PARIS (Reuters) - French Prime Minister Jean-Marc Ayrault said on Monday he wanted to simplify the tax system, announcing a consultation process with the aim of proposing a broad tax reform to parliament by 2015.
The Socialist government has suffered criticism over tax increases introduced to shore up public finances, with business leaders saying an excessively complex and costly system is driving away investors.
“I think the time has come for a transparent overhaul of our tax system,” Ayrault told Les Echos business daily. “The objective is to come up with rules that are fairer, more efficient and easier to understand.”
“This overhaul will obviously require in-depth dialogue. I will meet all social partners in the coming days,” he said, referring to business groups and labor unions.
Frustration over tax and unemployment stuck at 11 percent, have dragged President Francois Hollande’s approval rating to 20 percent, the lowest score for a postwar president, an Ifop poll showed.
A planned tax on heavy road transport provoked violent protests in western France where demonstrators torched toll gates, leading Hollande to suspend the policy.
The announcement of plans for tax reform comes 10 days after ratings agency Standard & Poor’s downgraded French sovereign debt to AA from AA+, citing insufficient economic reforms as a source of concern about the economy and its ability to grow.
Under pressure from the European Union to cut the public deficit to 3 percent of gross domestic product by 2015, Ayrault has opted to raise taxes before implementing planned spending cuts starting next year.

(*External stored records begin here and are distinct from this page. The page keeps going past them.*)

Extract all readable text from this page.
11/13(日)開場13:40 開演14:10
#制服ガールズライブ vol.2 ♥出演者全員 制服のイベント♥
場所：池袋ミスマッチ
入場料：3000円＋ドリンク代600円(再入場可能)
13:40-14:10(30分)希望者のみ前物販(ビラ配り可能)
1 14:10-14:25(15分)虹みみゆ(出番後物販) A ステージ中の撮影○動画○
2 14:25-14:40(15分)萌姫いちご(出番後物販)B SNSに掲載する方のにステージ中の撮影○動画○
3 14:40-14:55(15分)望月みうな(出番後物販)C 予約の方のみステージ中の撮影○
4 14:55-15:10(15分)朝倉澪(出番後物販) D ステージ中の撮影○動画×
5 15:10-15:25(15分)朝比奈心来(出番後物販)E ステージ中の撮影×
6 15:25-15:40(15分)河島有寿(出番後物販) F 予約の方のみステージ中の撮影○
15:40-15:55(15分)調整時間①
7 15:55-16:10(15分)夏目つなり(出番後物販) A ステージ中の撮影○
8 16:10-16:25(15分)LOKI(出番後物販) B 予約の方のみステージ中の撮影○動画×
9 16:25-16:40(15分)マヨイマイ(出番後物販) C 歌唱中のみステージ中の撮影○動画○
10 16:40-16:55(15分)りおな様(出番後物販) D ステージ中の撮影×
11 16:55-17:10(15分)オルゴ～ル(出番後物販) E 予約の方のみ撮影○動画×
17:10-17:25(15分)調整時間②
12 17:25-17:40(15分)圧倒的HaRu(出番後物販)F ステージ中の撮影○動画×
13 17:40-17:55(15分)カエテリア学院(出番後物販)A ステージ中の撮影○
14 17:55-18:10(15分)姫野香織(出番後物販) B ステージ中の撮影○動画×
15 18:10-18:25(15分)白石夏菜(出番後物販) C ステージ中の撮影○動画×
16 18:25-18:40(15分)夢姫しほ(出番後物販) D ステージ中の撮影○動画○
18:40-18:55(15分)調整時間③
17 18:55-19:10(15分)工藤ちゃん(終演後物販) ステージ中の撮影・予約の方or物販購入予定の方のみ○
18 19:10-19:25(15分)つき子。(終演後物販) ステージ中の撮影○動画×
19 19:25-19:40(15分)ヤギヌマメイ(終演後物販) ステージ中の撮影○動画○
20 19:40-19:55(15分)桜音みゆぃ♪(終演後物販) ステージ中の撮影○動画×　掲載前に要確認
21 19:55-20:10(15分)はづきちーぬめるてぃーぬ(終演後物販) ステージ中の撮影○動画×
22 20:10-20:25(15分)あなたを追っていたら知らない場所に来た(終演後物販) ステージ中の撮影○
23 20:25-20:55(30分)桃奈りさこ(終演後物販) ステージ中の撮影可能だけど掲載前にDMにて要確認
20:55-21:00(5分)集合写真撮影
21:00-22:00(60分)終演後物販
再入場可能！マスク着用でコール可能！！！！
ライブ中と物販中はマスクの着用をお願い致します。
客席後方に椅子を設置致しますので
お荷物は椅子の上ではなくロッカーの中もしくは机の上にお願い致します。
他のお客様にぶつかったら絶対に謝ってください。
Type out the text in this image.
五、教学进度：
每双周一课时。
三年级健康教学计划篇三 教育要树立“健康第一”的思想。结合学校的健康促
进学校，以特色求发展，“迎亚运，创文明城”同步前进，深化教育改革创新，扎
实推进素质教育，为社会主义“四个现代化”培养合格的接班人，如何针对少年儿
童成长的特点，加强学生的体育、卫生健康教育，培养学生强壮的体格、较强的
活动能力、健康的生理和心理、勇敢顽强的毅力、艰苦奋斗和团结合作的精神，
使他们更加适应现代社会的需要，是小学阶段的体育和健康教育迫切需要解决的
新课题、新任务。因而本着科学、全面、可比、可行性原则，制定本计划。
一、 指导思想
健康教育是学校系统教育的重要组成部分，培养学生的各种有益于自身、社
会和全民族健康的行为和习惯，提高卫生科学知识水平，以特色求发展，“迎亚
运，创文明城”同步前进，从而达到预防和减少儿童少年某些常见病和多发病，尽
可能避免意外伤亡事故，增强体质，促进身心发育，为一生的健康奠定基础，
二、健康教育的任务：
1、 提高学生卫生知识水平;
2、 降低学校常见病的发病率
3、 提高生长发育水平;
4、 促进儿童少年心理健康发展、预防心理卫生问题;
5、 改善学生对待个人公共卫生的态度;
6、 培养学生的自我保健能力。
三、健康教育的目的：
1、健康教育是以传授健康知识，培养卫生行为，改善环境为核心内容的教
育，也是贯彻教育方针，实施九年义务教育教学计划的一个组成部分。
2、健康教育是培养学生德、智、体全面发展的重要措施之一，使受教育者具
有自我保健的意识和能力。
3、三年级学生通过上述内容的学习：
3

Ayrault said the government planned to introduce the tax reform in time for the 2015 budget.
“Once consultations have concluded, the government will face up to its responsibilities ... and submit proposals to parliament,” he said.
Ayrault provided few details on the reform, except to say the government would consider fusing the “CSG” general social contribution paid by both employers and employees with income taxes paid by wage earners.
Underscoring fiscal pressure, Budget Minister Bernard Cazeneuve said on Sunday that weak economic growth was causing a 5.5 billion euro shortfall in 2013 tax receipts, largely due to lower-than-expected revenues from corporate taxes.